Alicia Bradley is currently working in Bukhara as an ESN Coach to strengthen teacher-training practices and build local language teachers’ English skills and teaching competencies. We asked Alicia a few questions about her background, motivation for teaching, and interests in Uzbekistan. Alicia shared her insights, ideas, and opinions with us, highlighting her thinking and teaching philosophy.
“As a teacher, you never stop learning.” - Alicia Bradley
Prior to coming to Uzbekistan, what educational teaching/teacher training experience(s) did you have abroad or in the United States?
I have worked in the field of international education since 2003 in multiple countries including Japan, South Korea, Indonesia, Taiwan, and the USA. From 2003-2015, I worked as an English teacher in public schools, private academies, and NGOs. In 2016, I began training pre-service and in-service teachers as an English Language Fellow with the U.S. Department of State’s English Language Programs. From 2018-2019, I worked with Fulbright Taiwan as a TEFL Trainer and Advisor for Fulbright ETAs and local English teachers.
What motivated you to work in education, either as a teacher or a teacher trainer?
Meeting teachers from all over the world motivated me to become a teacher trainer. I’ve seen so many great teachers with great ideas, and I want to share those. As a teacher, you never stop learning. You are always trying to learn new activities, strategies, and techniques to support your students. As a trainer, I’m able to share best practices and see teachers successfully implement them in their classes. At the same time, I am able to learn new approaches from teachers I meet through trainings, which I can then share with others.
What do you think is the most important factor or skill for teachers to work toward in their professional development?
Effectively using English in class is one of the most important skills for English teachers to master. Teachers should strive to use English as the primary language in their lessons. They should ensure that the language they use is age and level appropriate so that students are interested and can follow along with the lesson. Teachers should also use clear and concise classroom language, such as when giving instructions. However, using English effectively doesn’t stop with the teacher. It’s also important that teachers create lessons that allow their students to produce English independently.
What advice or recommendation would you make to young teachers who are just starting their career?

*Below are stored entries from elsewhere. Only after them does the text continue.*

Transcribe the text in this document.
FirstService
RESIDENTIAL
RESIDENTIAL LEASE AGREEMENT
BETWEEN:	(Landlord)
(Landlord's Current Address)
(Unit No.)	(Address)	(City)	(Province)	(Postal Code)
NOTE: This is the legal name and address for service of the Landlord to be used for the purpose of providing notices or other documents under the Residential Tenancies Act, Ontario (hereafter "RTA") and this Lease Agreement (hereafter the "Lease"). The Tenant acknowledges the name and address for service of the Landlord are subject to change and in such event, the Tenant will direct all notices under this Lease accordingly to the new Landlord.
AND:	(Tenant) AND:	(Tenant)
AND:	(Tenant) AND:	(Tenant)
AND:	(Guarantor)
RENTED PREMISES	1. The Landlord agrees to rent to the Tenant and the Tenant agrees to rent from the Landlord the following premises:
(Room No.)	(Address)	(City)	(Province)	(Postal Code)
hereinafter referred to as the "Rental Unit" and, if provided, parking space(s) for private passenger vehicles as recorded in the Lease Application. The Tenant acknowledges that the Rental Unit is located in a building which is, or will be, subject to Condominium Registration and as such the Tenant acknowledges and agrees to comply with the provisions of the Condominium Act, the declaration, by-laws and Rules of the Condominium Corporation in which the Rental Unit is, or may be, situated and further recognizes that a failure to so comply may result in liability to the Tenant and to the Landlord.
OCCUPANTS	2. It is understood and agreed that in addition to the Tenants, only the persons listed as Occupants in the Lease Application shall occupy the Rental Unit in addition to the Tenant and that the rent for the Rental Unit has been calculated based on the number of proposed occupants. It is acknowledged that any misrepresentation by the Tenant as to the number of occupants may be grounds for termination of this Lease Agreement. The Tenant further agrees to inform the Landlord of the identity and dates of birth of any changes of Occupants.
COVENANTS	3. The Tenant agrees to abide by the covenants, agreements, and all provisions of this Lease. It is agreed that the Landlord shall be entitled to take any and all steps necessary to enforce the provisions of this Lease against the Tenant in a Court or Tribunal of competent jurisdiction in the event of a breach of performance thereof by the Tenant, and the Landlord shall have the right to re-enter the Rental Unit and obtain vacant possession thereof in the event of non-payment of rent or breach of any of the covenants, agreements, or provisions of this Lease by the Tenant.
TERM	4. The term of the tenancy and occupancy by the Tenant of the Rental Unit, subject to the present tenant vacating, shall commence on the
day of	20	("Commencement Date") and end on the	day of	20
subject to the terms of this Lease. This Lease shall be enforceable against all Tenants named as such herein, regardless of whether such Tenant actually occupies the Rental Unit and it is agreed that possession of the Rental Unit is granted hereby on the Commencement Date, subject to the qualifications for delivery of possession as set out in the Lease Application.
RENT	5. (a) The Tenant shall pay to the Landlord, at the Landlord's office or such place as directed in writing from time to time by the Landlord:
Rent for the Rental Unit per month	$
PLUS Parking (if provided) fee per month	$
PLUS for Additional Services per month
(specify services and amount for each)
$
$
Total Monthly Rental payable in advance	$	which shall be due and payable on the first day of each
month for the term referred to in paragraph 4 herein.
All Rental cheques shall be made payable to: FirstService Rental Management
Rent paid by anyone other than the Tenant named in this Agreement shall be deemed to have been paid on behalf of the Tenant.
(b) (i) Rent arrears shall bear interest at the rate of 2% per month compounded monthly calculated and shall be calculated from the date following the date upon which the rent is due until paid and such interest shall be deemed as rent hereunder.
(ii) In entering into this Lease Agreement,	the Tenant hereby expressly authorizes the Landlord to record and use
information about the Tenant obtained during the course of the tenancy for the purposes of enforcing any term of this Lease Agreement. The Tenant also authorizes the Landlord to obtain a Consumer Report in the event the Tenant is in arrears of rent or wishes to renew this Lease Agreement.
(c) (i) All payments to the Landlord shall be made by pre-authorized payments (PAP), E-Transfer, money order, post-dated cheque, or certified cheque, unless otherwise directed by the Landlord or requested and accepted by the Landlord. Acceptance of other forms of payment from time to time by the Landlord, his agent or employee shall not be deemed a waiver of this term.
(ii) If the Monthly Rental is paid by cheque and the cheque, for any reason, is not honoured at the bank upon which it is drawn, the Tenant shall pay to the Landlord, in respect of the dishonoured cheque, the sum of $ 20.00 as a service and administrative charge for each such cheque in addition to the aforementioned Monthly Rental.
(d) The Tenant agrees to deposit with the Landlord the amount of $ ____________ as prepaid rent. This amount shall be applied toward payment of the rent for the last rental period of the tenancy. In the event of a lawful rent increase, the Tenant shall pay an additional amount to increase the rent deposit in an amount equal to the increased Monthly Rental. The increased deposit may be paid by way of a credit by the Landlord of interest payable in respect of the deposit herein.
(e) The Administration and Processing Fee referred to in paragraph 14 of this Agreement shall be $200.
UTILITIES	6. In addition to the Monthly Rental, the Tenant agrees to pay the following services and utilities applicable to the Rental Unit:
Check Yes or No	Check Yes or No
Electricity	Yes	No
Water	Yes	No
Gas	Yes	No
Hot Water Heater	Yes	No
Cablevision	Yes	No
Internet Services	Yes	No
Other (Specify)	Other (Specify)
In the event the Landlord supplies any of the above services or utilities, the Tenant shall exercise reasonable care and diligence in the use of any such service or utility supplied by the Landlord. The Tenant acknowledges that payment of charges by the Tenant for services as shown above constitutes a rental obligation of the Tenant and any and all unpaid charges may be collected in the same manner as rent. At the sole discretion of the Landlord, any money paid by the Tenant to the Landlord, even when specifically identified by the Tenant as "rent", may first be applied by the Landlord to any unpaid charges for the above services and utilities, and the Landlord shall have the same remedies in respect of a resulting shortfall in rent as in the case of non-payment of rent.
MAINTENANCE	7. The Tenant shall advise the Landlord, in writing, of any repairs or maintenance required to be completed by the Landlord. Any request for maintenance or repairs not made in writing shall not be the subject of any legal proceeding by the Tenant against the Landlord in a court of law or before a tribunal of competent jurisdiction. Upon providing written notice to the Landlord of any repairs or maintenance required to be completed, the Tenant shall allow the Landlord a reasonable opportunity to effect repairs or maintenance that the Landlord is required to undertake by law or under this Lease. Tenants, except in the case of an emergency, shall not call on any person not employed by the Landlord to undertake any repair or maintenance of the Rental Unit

My advice to new teachers is to always reflect on your teaching practices. Some factors to reflect on include lesson goals, student engagement, activities, and assessment. You can ask yourself, “How did the lesson go and how do I know?” There are many ways to reflect. Some ideas are adding a reflection section at the end of your lesson plan, keeping a reflection journal of what worked well and what didn’t, taking a video of a class and watching it later, or simply taking a few minutes after a lesson to think about what parts of the lesson went well and what you could change to make it better. By reflecting on your teaching, you can create lessons that will better support your students and foster your own professional growth.
What curriculum, book, course, or resource would you recommend to English teachers in Uzbekistan to refine or strengthen their pedagogy?
Some of the most important resources for teachers in Uzbekistan are other teachers in Uzbekistan. By sharing our knowledge, we all become better educators. There are also many resources on americanenglish.state.gov that are helpful for English teachers including MOOCS, e-books, and the English Teaching Forum quarterly journal.
What are your personal/professional goals that you hope to accomplish while you are an ESN Coach in Uzbekistan?
Uzbekistan has a fascinating history, and I hope to learn more about it while I am here. I look forward to meeting and speaking with the people of Uzbekistan about their history and visiting the historical and cultural sites around the country. I also want to learn more about the educational system of Uzbekistan and exchange ideas with teachers and administrators here.
What is the most interesting/surprising thing you have experienced or learned about Uzbekistan so far?
I went to an Uzbek wedding, which was fun and interesting. There was a mix of traditional and modern cultural elements. The wedding started off with a live band playing traditional music, but then changed to a DJ playing modern songs. The dancing followed the music—traditional to modern. One of the most interesting points to me was the role of the bride and groom. In American culture, the bride is often the center of attention at a wedding. However, at the wedding I attended in Bukhara, the groom was in the spotlight more often than the bride.
What is the most rewarding aspect of being a teacher trainer?
The most rewarding aspect of being a teacher trainer is when teachers tell me they successfully used a strategy or activity from one of my workshops in their classes. Teachers are often hesitant to use new techniques for a variety of reasons, such as they think they won’t be able to explain the technique or students won’t be able to do it or it will be too noisy. I enjoy working with these teachers to figure out how we can adapt the strategies or activities to work in their classrooms. Successfully executing one activity often motivates teachers to try others, and I love hearing about this!